CSE 326, Spring 1997: Homework 7
Due 5/22/98
- (20 points)
The purpose of this problem is to analyze and compare B-trees and
extendible hashing as two alternatives for maintaining a large data base.
Imagine that you have been asked to to implement a new IRS database.
There are 50,000,000 records, each of which take an average of 2,000 bytes.
The records are keyed with a Social Security Number which is 4 bytes.
The computer that you will be using has 2,048 byte pages and pages are
addressed with 4 byte integers.
Assume that the computer has 16 MB of memory that is usable for storing
all or part of a search structure.
-
For extendible hashing, keys are mapped to 4 byte hash values
by a one-to-one mapping.

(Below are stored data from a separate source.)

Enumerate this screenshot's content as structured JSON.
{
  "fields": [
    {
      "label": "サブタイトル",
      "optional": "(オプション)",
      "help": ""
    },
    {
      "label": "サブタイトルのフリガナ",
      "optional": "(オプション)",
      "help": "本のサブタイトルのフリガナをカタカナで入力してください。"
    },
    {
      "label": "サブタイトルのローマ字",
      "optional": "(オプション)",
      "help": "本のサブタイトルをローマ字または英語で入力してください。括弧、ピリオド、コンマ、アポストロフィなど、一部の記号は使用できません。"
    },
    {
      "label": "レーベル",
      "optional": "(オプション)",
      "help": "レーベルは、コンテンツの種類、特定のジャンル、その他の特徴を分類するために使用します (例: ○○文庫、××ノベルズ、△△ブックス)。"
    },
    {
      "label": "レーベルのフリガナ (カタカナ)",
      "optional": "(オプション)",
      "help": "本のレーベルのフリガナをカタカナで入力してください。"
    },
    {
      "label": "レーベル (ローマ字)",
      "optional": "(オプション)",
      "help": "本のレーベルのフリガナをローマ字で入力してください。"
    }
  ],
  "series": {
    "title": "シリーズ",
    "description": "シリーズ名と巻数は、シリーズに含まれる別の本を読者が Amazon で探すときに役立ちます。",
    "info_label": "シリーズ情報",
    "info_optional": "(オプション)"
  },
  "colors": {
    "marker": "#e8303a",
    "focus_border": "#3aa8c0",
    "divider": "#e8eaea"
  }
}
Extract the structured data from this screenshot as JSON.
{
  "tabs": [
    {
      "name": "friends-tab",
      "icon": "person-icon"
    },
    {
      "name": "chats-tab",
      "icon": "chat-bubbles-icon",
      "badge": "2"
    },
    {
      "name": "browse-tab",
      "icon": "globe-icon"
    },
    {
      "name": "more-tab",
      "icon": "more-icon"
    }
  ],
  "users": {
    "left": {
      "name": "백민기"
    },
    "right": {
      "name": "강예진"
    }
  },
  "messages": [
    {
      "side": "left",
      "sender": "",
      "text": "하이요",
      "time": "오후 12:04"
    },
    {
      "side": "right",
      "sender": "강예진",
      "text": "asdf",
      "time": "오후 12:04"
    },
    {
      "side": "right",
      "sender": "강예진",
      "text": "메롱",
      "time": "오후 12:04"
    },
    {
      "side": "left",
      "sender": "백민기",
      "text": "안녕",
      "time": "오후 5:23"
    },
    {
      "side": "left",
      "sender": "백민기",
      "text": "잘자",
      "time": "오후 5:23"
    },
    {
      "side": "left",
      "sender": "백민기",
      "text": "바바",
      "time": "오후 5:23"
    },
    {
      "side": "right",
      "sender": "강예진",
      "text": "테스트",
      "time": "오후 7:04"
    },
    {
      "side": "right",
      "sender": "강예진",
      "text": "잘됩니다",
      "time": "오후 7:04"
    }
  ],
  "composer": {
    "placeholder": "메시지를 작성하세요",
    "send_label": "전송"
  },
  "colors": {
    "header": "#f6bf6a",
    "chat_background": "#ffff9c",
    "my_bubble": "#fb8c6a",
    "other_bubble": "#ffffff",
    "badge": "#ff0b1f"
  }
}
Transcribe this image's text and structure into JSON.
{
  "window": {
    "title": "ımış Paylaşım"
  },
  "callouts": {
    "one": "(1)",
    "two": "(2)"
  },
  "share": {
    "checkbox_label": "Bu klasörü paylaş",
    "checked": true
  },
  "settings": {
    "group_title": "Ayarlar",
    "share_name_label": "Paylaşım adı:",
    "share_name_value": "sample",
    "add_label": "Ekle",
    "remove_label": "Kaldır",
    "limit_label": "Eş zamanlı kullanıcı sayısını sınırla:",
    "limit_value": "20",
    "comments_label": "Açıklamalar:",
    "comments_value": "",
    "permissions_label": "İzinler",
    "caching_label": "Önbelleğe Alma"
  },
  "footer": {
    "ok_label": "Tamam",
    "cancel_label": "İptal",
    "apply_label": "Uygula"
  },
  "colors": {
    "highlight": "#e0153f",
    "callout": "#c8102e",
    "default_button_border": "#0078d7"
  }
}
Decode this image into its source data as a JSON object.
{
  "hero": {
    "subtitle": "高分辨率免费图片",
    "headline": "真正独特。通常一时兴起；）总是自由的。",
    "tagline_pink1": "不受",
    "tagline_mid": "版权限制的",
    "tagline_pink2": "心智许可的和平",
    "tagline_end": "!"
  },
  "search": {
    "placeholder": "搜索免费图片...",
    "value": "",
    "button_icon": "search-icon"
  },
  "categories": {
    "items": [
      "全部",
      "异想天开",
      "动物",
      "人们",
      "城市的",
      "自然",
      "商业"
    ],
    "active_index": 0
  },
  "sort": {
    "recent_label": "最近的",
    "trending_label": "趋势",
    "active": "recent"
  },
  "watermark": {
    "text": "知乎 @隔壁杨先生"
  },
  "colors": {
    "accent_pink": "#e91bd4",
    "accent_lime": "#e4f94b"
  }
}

So each Social Security Number has a unique
hash value.
Each page in extendible hashing contains a number of entries, each of which
has a complete hash value together with a disk address of an actual
record. In addition, each page contains a one byte integer indicating
what portion of the complete hash value is relevant to the page.
The hash table that fits in main memory has 2^k entries for some k.
An index into the hash table is interpreted as a prefix of a complete
hash value. An entry in the hash table contains a disk address.
-
Calculate the largest extendible hash table that can fit in 16 MB
(2^{24} bytes) of
memory.
-
Calculate the maximum number of entries that can fit
on a page on disk.
-
For the largest extendible hash table that
can fit in memory explain how to
calculate the probability that it would overflow
with the 50,000,000 records.
-
For the B-tree, disk addresses are used for pointers, and a 2 byte integer
is used to keep track of the length of the active area in the B-tree node.
The leaves of the B-tree contain pointers to the actual records. We
assume that the root is about half full and that the nodes of the
B-tree are about 3/4-th full on average.
-
Calculate the maximum order of the B-tree so that the each node fits into
a page.
-
Calculate the height of the B-tree with that order so that
all the 50,000,000 records can be accessed.
-
Calculate how many levels
of the B-tree can fit into the memory of the computer. Several full levels
and the portion of one level will fit into memory.
-
Calculate how many
disk accesses in the worst case
are necessary to find a specific record using this search
structure. How many on average?
-
For this application what data structure would you recommend for accessing
data in the new IRS database. Justify your answer. (There is no absolute
best answer for this question, so you might consider listing the pros and cons
for each implementation.)